There are a variety of ominous processes that cause low back pain, particularly in older patients (> 50). These problems carry significant morbidity and mortality and mandate a focused and rapid evaluation (including lab and imaging studies) different from what is required for the relatively benign processes described above. Careful history taking and examination can help distinguish these problems. Historical keys include:
- Pain that doesn’t get better when lying down/resting.
- Pain associated by systemic symptoms of inflammation (e.g. fever, chills), in particular in those at risk for systemic infection that could seed the spinal area (e.g. IV drug users, patients with bacteremia).
- Known history of cancer, in particular malignancies that metastasize to bone (e.g. prostate, breast, lung).
- Trauma, particularly if of substantial force.

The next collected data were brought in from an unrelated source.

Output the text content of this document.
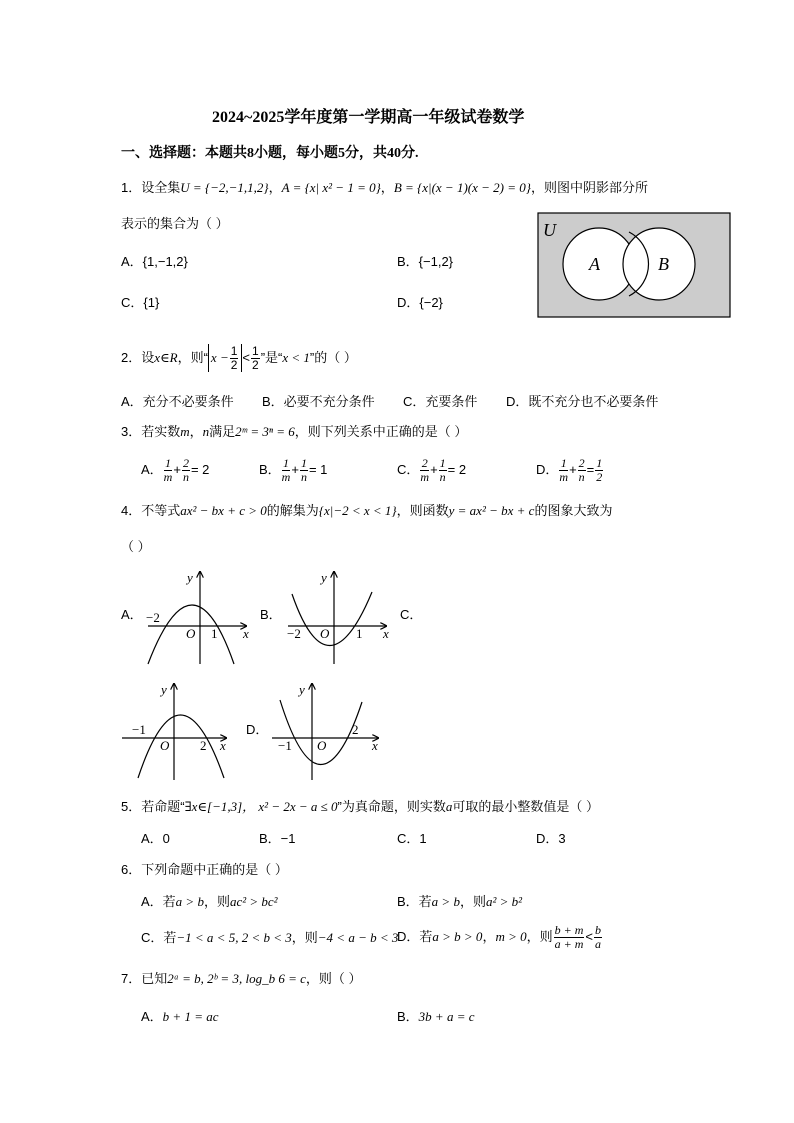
2024~2025学年度第一学期高一年级试卷数学
一、选择题：本题共8小题，每小题5分，共40分.
1．设全集U = {−2,−1,1,2}，A = {x| x² − 1 = 0}，B = {x|(x − 1)(x − 2) = 0}，则图中阴影部分所
表示的集合为（ ）
A．{1,−1,2}	B．{−1,2}
C．{1}	D．{−2}
U
A	B
2．设x∈R，则“ $x - \frac{1}{2} < \frac{1}{2}$ ”是“x < 1”的（ ）
A．充分不必要条件 B．必要不充分条件 C．充要条件 D．既不充分也不必要条件
3．若实数m，n满足2ᵐ = 3ⁿ = 6，则下列关系中正确的是（ ）
A． $\frac{1}{m} + \frac{2}{n} = 2$	B． $\frac{1}{m} + \frac{1}{n} = 1$	C． $\frac{2}{m} + \frac{1}{n} = 2$	D． $\frac{1}{m} + \frac{2}{n} = \frac{1}{2}$
4．不等式ax² − bx + c > 0的解集为{x|−2 < x < 1}，则函数y = ax² − bx + c的图象大致为
（ ）
A．	B．	C．
D．
−2
1
O	x
y
−2	1
O	x
y
−1
2
O	x
y
−1
2
O	x
y
5．若命题“∃x∈[−1,3]， x² − 2x − a ≤ 0”为真命题，则实数a可取的最小整数值是（ ）
A．0	B．−1	C．1	D．3
6．下列命题中正确的是（ ）
A．若a > b，则ac² > bc²	B．若a > b，则a² > b²
C．若−1 < a < 5, 2 < b < 3，则−4 < a − b < 3
D．若a > b > 0，m > 0，则 $\frac{b + m}{a + m} < \frac{b}{a}$
7．已知2ᵃ = b, 2ᵇ = 3, log_b 6 = c，则（ ）
A．b + 1 = ac	B．3b + a = c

- Osteoporosis, which increases risk of compression fracture (vertebrae collapsing under the weight they must bear). More common as people age, women > men.
- Anything suggesting neurological compromise. In particular, weakness in legs suggesting motor dysfunction. Also, bowel or bladder incontinence, implying diffuse sacral root dysfunction. Note: it can sometimes be difficult to distinguish true weakness from motor limitation caused by pain.
- Pain referred to the back from other areas of the body (e.g. intra-abdominal or retroperitoneal processes). Could include: Pyelonephritis, leaking/rupturing abdominal aortic aneurysm, posterior duodenal ulcer, pancreatitis, etc.